Manipulating the reasoning process of the LLM, feeding it misleading on-chain data, or subtly influencing its parameters could become a new form of “governance takeover” where the battleground will shift from human majority voting attacks to more subtle and sophisticated forms of AI exploitation.
New Centralization Issues
The evolution of DAO 2.0 shifts significant power to those who create, train, and control the AI models underlying a particular DAO, and this dynamic could lead to new forms of centralized choke points.
Of course, training and maintaining advanced AI models requires specialized expertise and infrastructure, so in some organizations in the future we will see direction ostensibly in the hands of the community, but in practice in the hands of skilled experts.
This is understandable. But going forward, it will be interesting to track how DAOs experimenting with AI respond to issues such as model updates, parameter tuning, and hardware configuration.
Strategic vs. Strategic Operations Roles and Community Support
Walden’s “strategic vs. operational” distinction suggests a long-term balance: AI can handle day-to-day DAO tasks, while humans will provide strategic direction.
However, as AI models become more advanced, they may also gradually intrude into the strategic layer of the DAO. Over time, the role of “people on the sidelines” may shrink further.
This raises the question: what will happen to the next wave of AI-driven DAOs, where humans may in many cases simply provide funding and watch from the sidelines?
In this paradigm, will humans largely become interchangeable investors with minimal influence, moving away from a co-ownership approach to something more akin to an autonomous economic machine managed by AI?
I think we will see more of a trend toward organizational models in the DAO scene where humans simply play the role of passive shareholders rather than active managers.
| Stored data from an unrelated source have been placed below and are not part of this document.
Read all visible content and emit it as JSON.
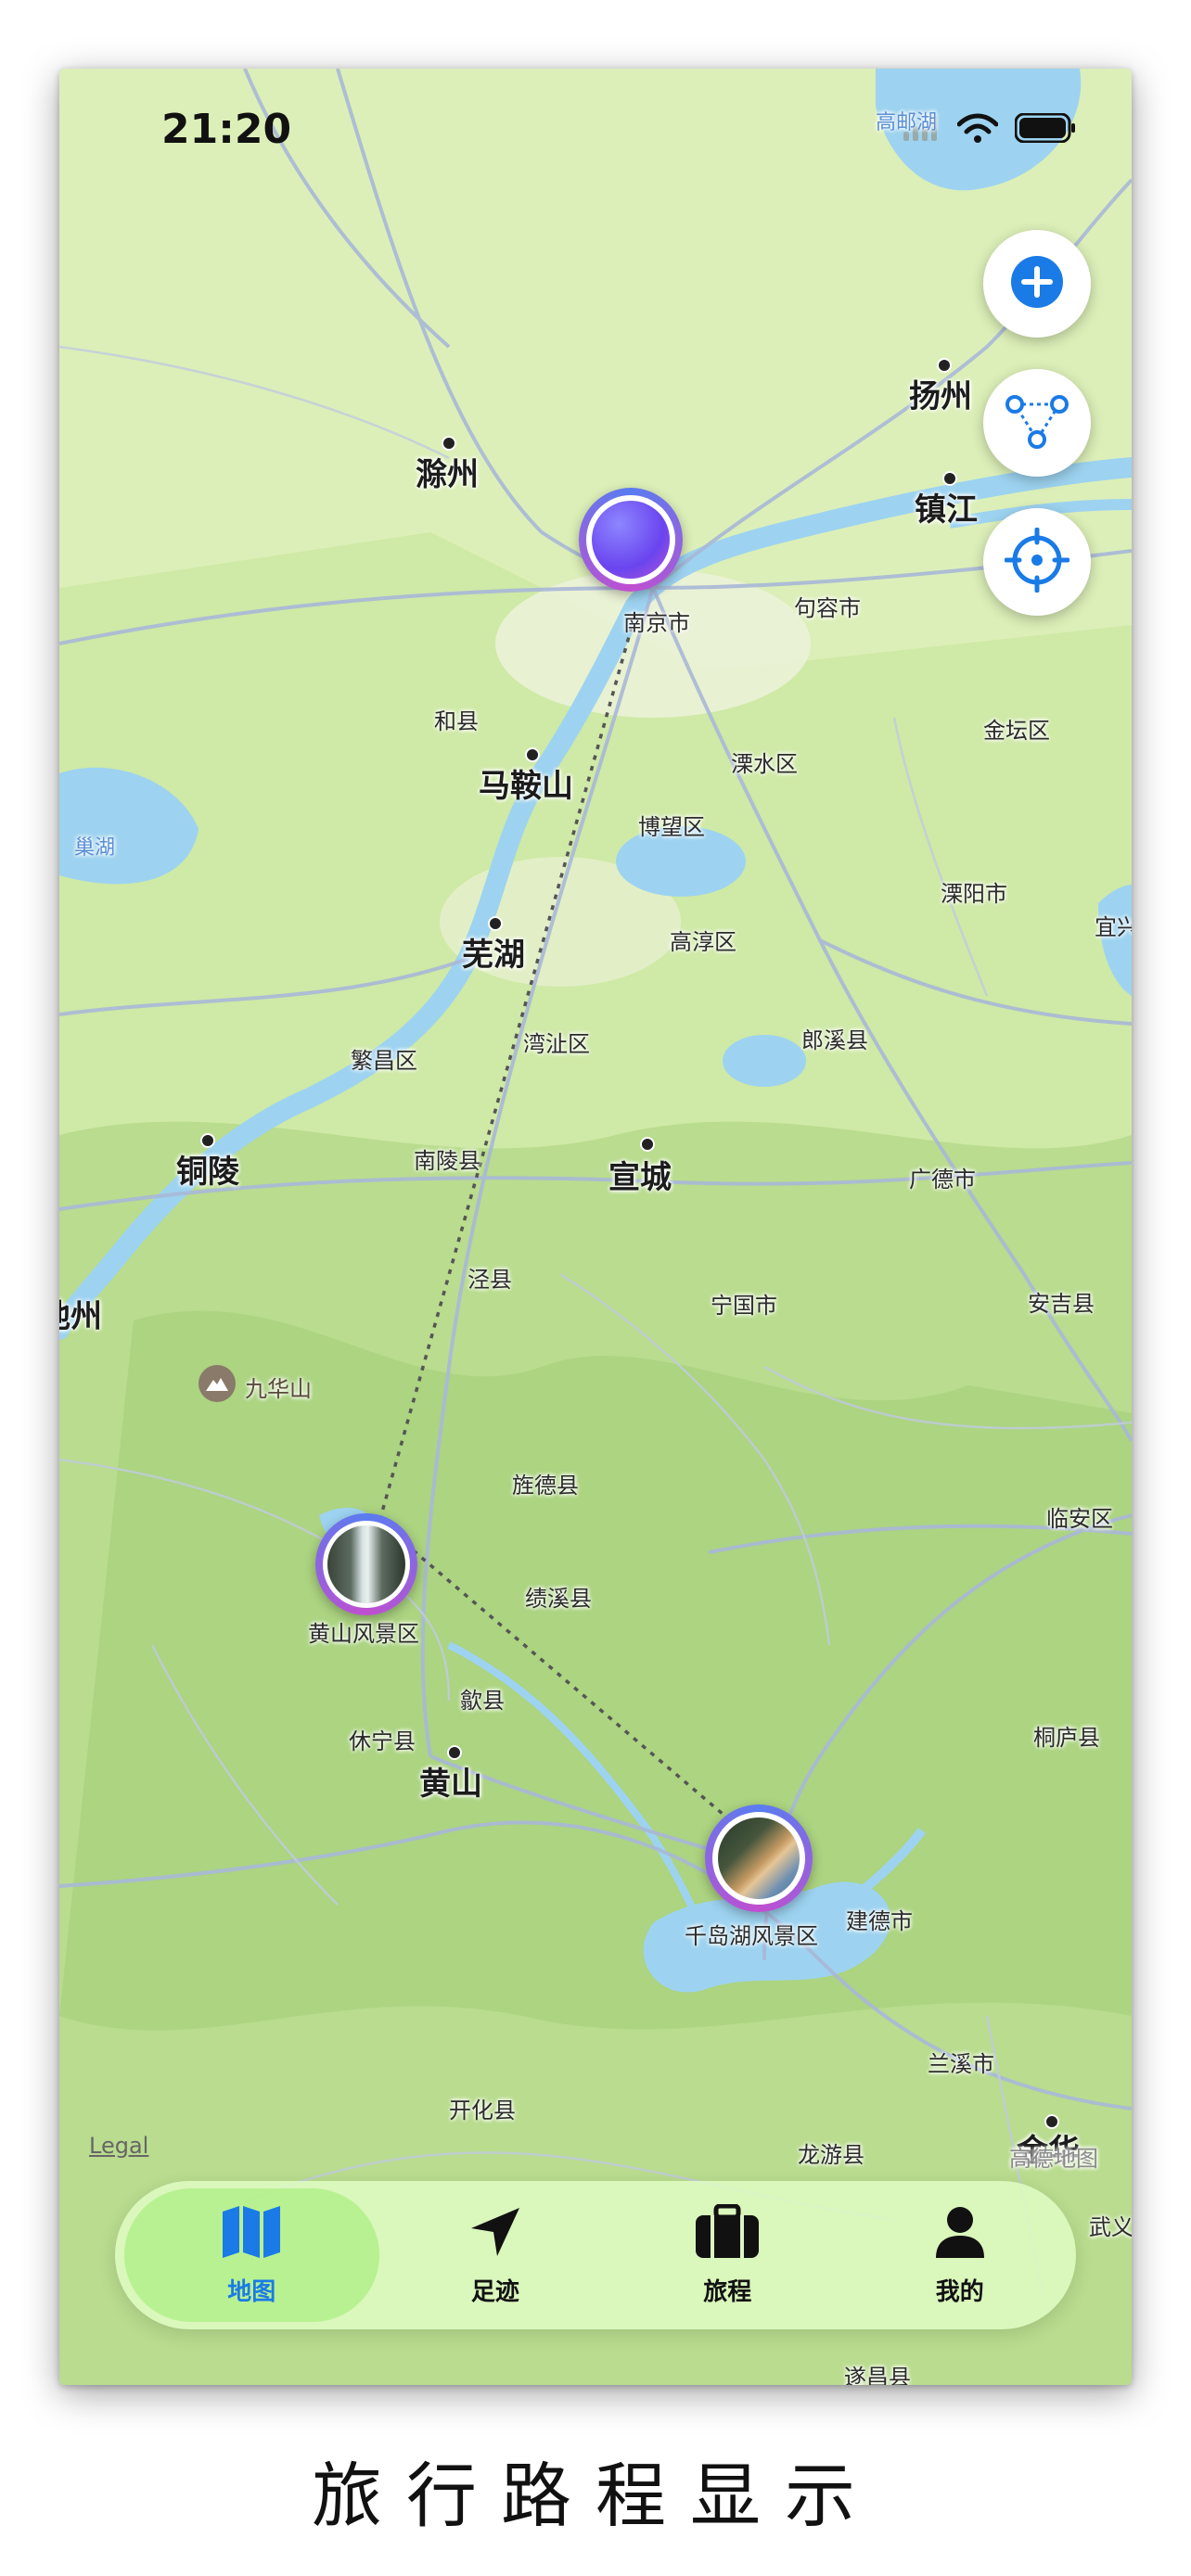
{
  "status": {
    "time": "21:20"
  },
  "map": {
    "labels": [
      {
        "id": "gaoyouhu",
        "text": "高邮湖",
        "kind": "water"
      },
      {
        "id": "yangzhou",
        "text": "扬州",
        "kind": "big"
      },
      {
        "id": "zhenjiang",
        "text": "镇江",
        "kind": "big"
      },
      {
        "id": "chuzhou",
        "text": "滁州",
        "kind": "big"
      },
      {
        "id": "nanjing",
        "text": "南京市",
        "kind": "small"
      },
      {
        "id": "jurong",
        "text": "句容市",
        "kind": "small"
      },
      {
        "id": "hexian",
        "text": "和县",
        "kind": "small"
      },
      {
        "id": "maanshan",
        "text": "马鞍山",
        "kind": "big"
      },
      {
        "id": "lishui",
        "text": "溧水区",
        "kind": "small"
      },
      {
        "id": "jintan",
        "text": "金坛区",
        "kind": "small"
      },
      {
        "id": "chaohu",
        "text": "巢湖",
        "kind": "water"
      },
      {
        "id": "bowang",
        "text": "博望区",
        "kind": "small"
      },
      {
        "id": "liyang",
        "text": "溧阳市",
        "kind": "small"
      },
      {
        "id": "wuhu",
        "text": "芜湖",
        "kind": "big"
      },
      {
        "id": "gaochun",
        "text": "高淳区",
        "kind": "small"
      },
      {
        "id": "yixing",
        "text": "宜兴",
        "kind": "small"
      },
      {
        "id": "fanchang",
        "text": "繁昌区",
        "kind": "small"
      },
      {
        "id": "wanzhi",
        "text": "湾沚区",
        "kind": "small"
      },
      {
        "id": "langxi",
        "text": "郎溪县",
        "kind": "small"
      },
      {
        "id": "tongling",
        "text": "铜陵",
        "kind": "big"
      },
      {
        "id": "nanling",
        "text": "南陵县",
        "kind": "small"
      },
      {
        "id": "xuancheng",
        "text": "宣城",
        "kind": "big"
      },
      {
        "id": "guangde",
        "text": "广德市",
        "kind": "small"
      },
      {
        "id": "chizhou",
        "text": "池州",
        "kind": "big"
      },
      {
        "id": "jingxian",
        "text": "泾县",
        "kind": "small"
      },
      {
        "id": "ningguo",
        "text": "宁国市",
        "kind": "small"
      },
      {
        "id": "anji",
        "text": "安吉县",
        "kind": "small"
      },
      {
        "id": "jiuhuashan",
        "text": "九华山",
        "kind": "poi"
      },
      {
        "id": "jingde",
        "text": "旌德县",
        "kind": "small"
      },
      {
        "id": "linan",
        "text": "临安区",
        "kind": "small"
      },
      {
        "id": "jixi",
        "text": "绩溪县",
        "kind": "small"
      },
      {
        "id": "huangshanfj",
        "text": "黄山风景区",
        "kind": "small"
      },
      {
        "id": "shexian",
        "text": "歙县",
        "kind": "small"
      },
      {
        "id": "xiuning",
        "text": "休宁县",
        "kind": "small"
      },
      {
        "id": "tonglu",
        "text": "桐庐县",
        "kind": "small"
      },
      {
        "id": "huangshan",
        "text": "黄山",
        "kind": "big"
      },
      {
        "id": "qiandaohu",
        "text": "千岛湖风景区",
        "kind": "small"
      },
      {
        "id": "jiande",
        "text": "建德市",
        "kind": "small"
      },
      {
        "id": "lanxi",
        "text": "兰溪市",
        "kind": "small"
      },
      {
        "id": "kaihua",
        "text": "开化县",
        "kind": "small"
      },
      {
        "id": "longyou",
        "text": "龙游县",
        "kind": "small"
      },
      {
        "id": "jinhua",
        "text": "金华",
        "kind": "big"
      },
      {
        "id": "wuyi",
        "text": "武义",
        "kind": "small"
      },
      {
        "id": "suichang",
        "text": "遂昌县",
        "kind": "small"
      }
    ],
    "attribution": "高德地图",
    "legal": "Legal"
  },
  "fab": {
    "add_icon": "plus-icon",
    "route_icon": "route-nodes-icon",
    "locate_icon": "crosshair-icon"
  },
  "tabs": [
    {
      "label": "地图",
      "icon": "map-icon",
      "active": true
    },
    {
      "label": "足迹",
      "icon": "location-arrow-icon",
      "active": false
    },
    {
      "label": "旅程",
      "icon": "suitcase-icon",
      "active": false
    },
    {
      "label": "我的",
      "icon": "person-icon",
      "active": false
    }
  ],
  "caption": "旅行路程显示",
  "colors": {
    "accent": "#1a7be6",
    "land": "#cfe9a6",
    "water": "#9dd3f0",
    "road": "#a9b8d8",
    "pin_ring": "#8a5cf0"
  }
}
However, as fewer decisions are made that make sense for humans, and it becomes easier to provide on-chain capital elsewhere, maintaining community support may become an ongoing challenge over time.
How DAOs Can Stay Proactive
The good news is that all of the above challenges can be proactively addressed. For example:
On governance — DAOs could experiment with governance mechanisms that reserve certain high-impact decisions for human voters or a rotating committee of human experts.
On inconsistency — By treating consistency checks as a recurring operational expense (like security audits), DAOs can ensure that the fidelity of AI agents to public goals is not a one-time issue, but an ongoing responsibility.
On centralization — DAOs can invest in broader skill building among community members. Over time, this would mitigate the risk of a small number of “AI wizards” controlling governance and promote a decentralized approach to technology management.
On Support — As humans become more passive stakeholders in DAOs, these organizations can double down on storytelling, shared missions, and community rituals to transcend the immediate logic of capital allocation and maintain long-term support.
Whatever happens next, it’s clear that the future here is vast.
Consider how Vitalik recently launched Deep Funding, which is not a DAO effort, but rather aims to pioneer a new funding mechanism for Ethereum open source development using AI and human judges.
It’s just one new experiment, but it highlights a broader trend: the intersection of AI and decentralized collaboration is accelerating. As new mechanisms arrive and mature, we can expect DAOs to increasingly adapt and expand on these AI ideas. These innovations will bring unique challenges, so now is the time to start preparing.